Swainson  died on 7 March 1812 at his house in Frith Street, Soho. His body was brought back to Twickenham and was buried in the Holly Road Burial Ground on 14 March, alongside the remains of his wife, Mary, who had died in 1806. They had no children and his estate passed to his niece.

To end with, I came across a remarkable trade token – a copper halfpenny, on Baldwin’s auction site from 2015. It shows a coin in quite superb condition and was perhaps one of only twelve ever minted. It certainly gives some idea of the high regard in which Swainson held himself! He was a fine showman – rather than Hygeia preparing vegetables over a brick oven (as appears from the reverse of the coin) I suspect it was more a case of him chopping up cucumbers, peppers and the odd onion over  a stove in the kitchen at Frith Street.

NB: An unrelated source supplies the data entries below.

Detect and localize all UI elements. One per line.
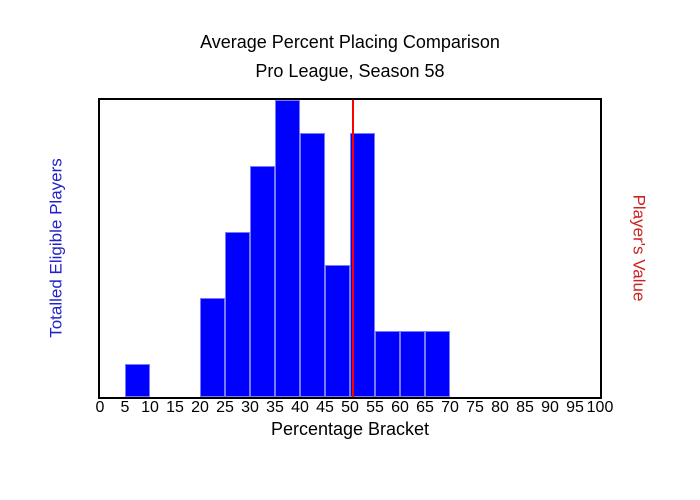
histogram-bar bbox=[250, 166, 275, 397]
x-tick-label: 45 bbox=[316, 399, 334, 416]
y-axis-label-right: Player's Value bbox=[629, 194, 649, 302]
x-tick-label: 10 bbox=[141, 399, 159, 416]
x-tick-label: 100 bbox=[586, 399, 614, 416]
chart-title: Average Percent Placing Comparison bbox=[200, 32, 500, 52]
x-tick-label: 60 bbox=[391, 399, 409, 416]
x-tick-label: 40 bbox=[291, 399, 309, 416]
histogram-bar bbox=[275, 100, 300, 397]
histogram-bar bbox=[400, 331, 425, 397]
x-tick-label: 95 bbox=[566, 399, 584, 416]
x-tick-label: 20 bbox=[191, 399, 209, 416]
x-tick-label: 65 bbox=[416, 399, 434, 416]
x-tick-label: 90 bbox=[541, 399, 559, 416]
x-tick-label: 15 bbox=[166, 399, 184, 416]
player-value-line bbox=[352, 100, 354, 397]
histogram-bar bbox=[425, 331, 450, 397]
x-tick-label: 80 bbox=[491, 399, 509, 416]
x-tick-label: 35 bbox=[266, 399, 284, 416]
x-tick-label: 55 bbox=[366, 399, 384, 416]
x-tick-label: 50 bbox=[341, 399, 359, 416]
chart-subtitle: Pro League, Season 58 bbox=[255, 61, 445, 81]
x-tick-label: 30 bbox=[241, 399, 259, 416]
plot-area bbox=[98, 98, 602, 399]
x-tick-label: 70 bbox=[441, 399, 459, 416]
x-axis-label: Percentage Bracket bbox=[270, 419, 430, 439]
x-axis-ticks: 0 5 10 15 20 25 30 35 40 45 50 55 60 65 70 75 80 85 90 95 10… bbox=[96, 399, 614, 419]
y-axis-label-left: Totalled Eligible Players bbox=[46, 158, 66, 338]
histogram-bar bbox=[375, 331, 400, 397]
histogram-bar bbox=[225, 232, 250, 397]
x-tick-label: 5 bbox=[120, 399, 130, 416]
histogram-bar bbox=[350, 133, 375, 397]
x-tick-label: 25 bbox=[216, 399, 234, 416]
histogram-bar bbox=[200, 298, 225, 397]
x-tick-label: 0 bbox=[95, 399, 105, 416]
x-tick-label: 75 bbox=[466, 399, 484, 416]
histogram-bar bbox=[325, 265, 350, 397]
histogram-bar bbox=[125, 364, 150, 397]
histogram-bar bbox=[300, 133, 325, 397]
x-tick-label: 85 bbox=[516, 399, 534, 416]
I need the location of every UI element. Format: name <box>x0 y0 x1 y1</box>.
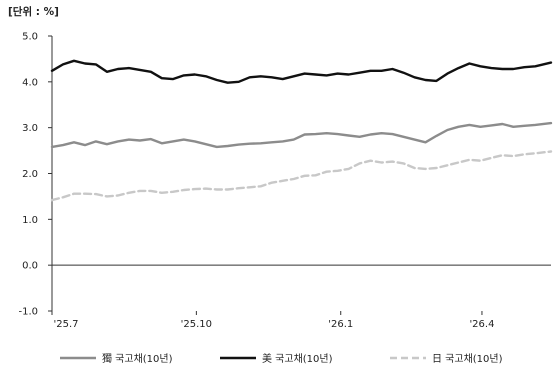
y-tick-label: 4.0 <box>22 77 38 88</box>
y-axis: 5.0 4.0 3.0 2.0 1.0 0.0 -1.0 <box>18 32 53 318</box>
legend-label-1: 美 국고채(10년) <box>262 352 333 365</box>
series-layer <box>50 59 553 202</box>
series-line-0 <box>50 121 553 149</box>
x-axis: '25.7 '25.10 '26.1 '26.4 <box>51 264 551 330</box>
y-tick-label: 2.0 <box>22 169 38 180</box>
legend-label-0: 獨 국고채(10년) <box>102 353 173 365</box>
x-tick-label: '25.10 <box>181 319 212 330</box>
y-tick-label: 3.0 <box>22 123 38 134</box>
legend: 獨 국고채(10년) 美 국고채(10년) 日 국고채(10년) <box>60 352 503 365</box>
y-tick-label: -1.0 <box>18 307 38 318</box>
y-tick-label: 5.0 <box>22 32 38 43</box>
x-tick-label: '26.1 <box>328 319 353 330</box>
unit-label: [단위 : %] <box>8 6 59 18</box>
x-tick-label: '25.7 <box>53 319 78 330</box>
series-line-2 <box>50 150 553 202</box>
y-tick-label: 0.0 <box>22 261 38 272</box>
series-line-1 <box>50 59 553 84</box>
y-tick-label: 1.0 <box>22 215 38 226</box>
legend-label-2: 日 국고채(10년) <box>432 353 503 365</box>
x-tick-label: '26.4 <box>469 319 494 330</box>
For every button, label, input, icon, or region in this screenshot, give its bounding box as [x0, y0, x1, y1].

A quack maybe, but a very successful one, and if I ever have the misfortune to suffer from ‘scorbutic impurities’ I will  know what to fetch from the medicine cabinet…besides, it would be an easy way to keep up my five-vegetables-a-day diet!

 

 

2 thoughts on “Let’s hear it for Isaac Swainson, purveyor of that excellent tincture Velno’s Vegetable Syrup!”

  1. they would have done better to have eaten mouldy bread for the penicillin … mouldy leather was used by soldiers to treat injuries, but nobody had refined it of course. I’ve seen many ads for this in the newspapers of the time; and less harmful to the community than one of the so-called ‘cures’ which was to have intercourse with an unblemished maid. I’ve seen accounts of little girls as young as 6 being violated just to make sure they were unblemished, an even more wicked thing to do to them even than rape in passing it on. I suspect that many thought they were cured by whatever method when the chancre disappeared, and they carried on passing it on, and probably died of other forms of excess before the brain disintegrated more than usual for a Georgian gentleman in the tertiary stages

    1. Most unhappily, this belief that sex with a ‘pure’ woman will cure all evils continues to this day in parts of Africa. It is seen there as a cure for HIV/AIDS.